Other diseases of the jaw in humans

Osteomyelitis of the jaw can be confused with other diseases, the most common:

Disease name Definition Short description
Osteitis Inflammation of bone tissue outside the periodontal tooth. As an independent disease, osteitis does not exist for long, it quickly develops into periostitis.
Periostitis Inflammation of the periosteum. It is acute and chronic, purulent and serous. A purulent form of the disease develops as a complication of purulent periodontitis, serous - due to injuries. Purulent periostitis is accompanied by a fusion of soft tissues and periosteum, which leads to the formation of fistulas.
Sepsis Infectious inflammation of bone tissue. It occurs due to the presence of a focus of infection in the body, often leading to the death of the patient.
Cyst A cavity on the root of the tooth or in the bone itself with or without epithelial lining. They have odontogenic (due to dental diseases) and non-odogenic genesis.
Fibrotic dysplasia The formation of a benign tumor. The process is accompanied by a significant deformation of the shape of the face.
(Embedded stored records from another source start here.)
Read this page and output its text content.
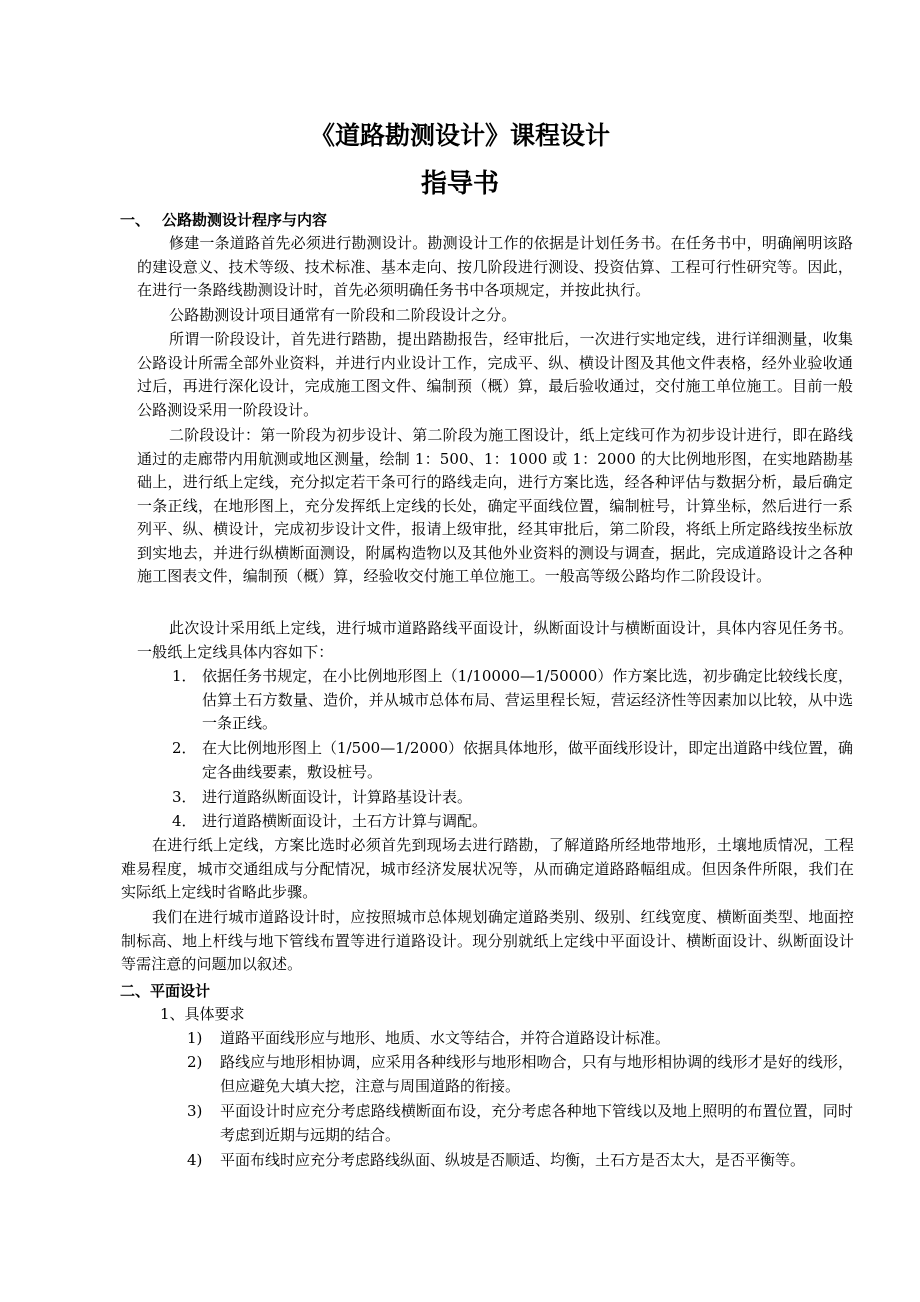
《道路勘测设计》课程设计
指导书
一、 公路勘测设计程序与内容
修建一条道路首先必须进行勘测设计。勘测设计工作的依据是计划任务书。在任务书中，明确阐明该路的建设意义、技术等级、技术标准、基本走向、按几阶段进行测设、投资估算、工程可行性研究等。因此，在进行一条路线勘测设计时，首先必须明确任务书中各项规定，并按此执行。
公路勘测设计项目通常有一阶段和二阶段设计之分。
所谓一阶段设计，首先进行踏勘，提出踏勘报告，经审批后，一次进行实地定线，进行详细测量，收集公路设计所需全部外业资料，并进行内业设计工作，完成平、纵、横设计图及其他文件表格，经外业验收通过后，再进行深化设计，完成施工图文件、编制预（概）算，最后验收通过，交付施工单位施工。目前一般公路测设采用一阶段设计。
二阶段设计：第一阶段为初步设计、第二阶段为施工图设计，纸上定线可作为初步设计进行，即在路线通过的走廊带内用航测或地区测量，绘制 1：500、1：1000 或 1：2000 的大比例地形图，在实地踏勘基础上，进行纸上定线，充分拟定若干条可行的路线走向，进行方案比选，经各种评估与数据分析，最后确定一条正线，在地形图上，充分发挥纸上定线的长处，确定平面线位置，编制桩号，计算坐标，然后进行一系列平、纵、横设计，完成初步设计文件，报请上级审批，经其审批后，第二阶段，将纸上所定路线按坐标放到实地去，并进行纵横断面测设，附属构造物以及其他外业资料的测设与调查，据此，完成道路设计之各种施工图表文件，编制预（概）算，经验收交付施工单位施工。一般高等级公路均作二阶段设计。
此次设计采用纸上定线，进行城市道路路线平面设计，纵断面设计与横断面设计，具体内容见任务书。一般纸上定线具体内容如下：
1． 依据任务书规定，在小比例地形图上（1/10000—1/50000）作方案比选，初步确定比较线长度，估算土石方数量、造价，并从城市总体布局、营运里程长短，营运经济性等因素加以比较，从中选一条正线。
2． 在大比例地形图上（1/500—1/2000）依据具体地形，做平面线形设计，即定出道路中线位置，确定各曲线要素，敷设桩号。
3． 进行道路纵断面设计，计算路基设计表。
4． 进行道路横断面设计，土石方计算与调配。
在进行纸上定线，方案比选时必须首先到现场去进行踏勘，了解道路所经地带地形，土壤地质情况，工程难易程度，城市交通组成与分配情况，城市经济发展状况等，从而确定道路路幅组成。但因条件所限，我们在实际纸上定线时省略此步骤。
我们在进行城市道路设计时，应按照城市总体规划确定道路类别、级别、红线宽度、横断面类型、地面控制标高、地上杆线与地下管线布置等进行道路设计。现分别就纸上定线中平面设计、横断面设计、纵断面设计等需注意的问题加以叙述。
二、平面设计
1、具体要求
1) 道路平面线形应与地形、地质、水文等结合，并符合道路设计标准。
2) 路线应与地形相协调，应采用各种线形与地形相吻合，只有与地形相协调的线形才是好的线形，但应避免大填大挖，注意与周围道路的衔接。
3) 平面设计时应充分考虑路线横断面布设，充分考虑各种地下管线以及地上照明的布置位置，同时考虑到近期与远期的结合。
4) 平面布线时应充分考虑路线纵面、纵坡是否顺适、均衡，土石方是否太大，是否平衡等。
The causes of the disease are unknown, doctors do not exclude the effect of heredity.
Osteosarcoma, chondrosarcoma, lymphoma Malignant tumors. They develop in any bone tissue and even in the jaw.

At the slightest suspicion of osteomyelitis of the bone tissue of the upper or lower jaw, you need to contact the dentists, without waiting for the intensification of symptoms and the occurrence of complications. It is better to remove the problem tooth, and not wait for the formation of edema or tumor. In addition, signs of malaise may indicate a more serious disease that only a doctor can detect.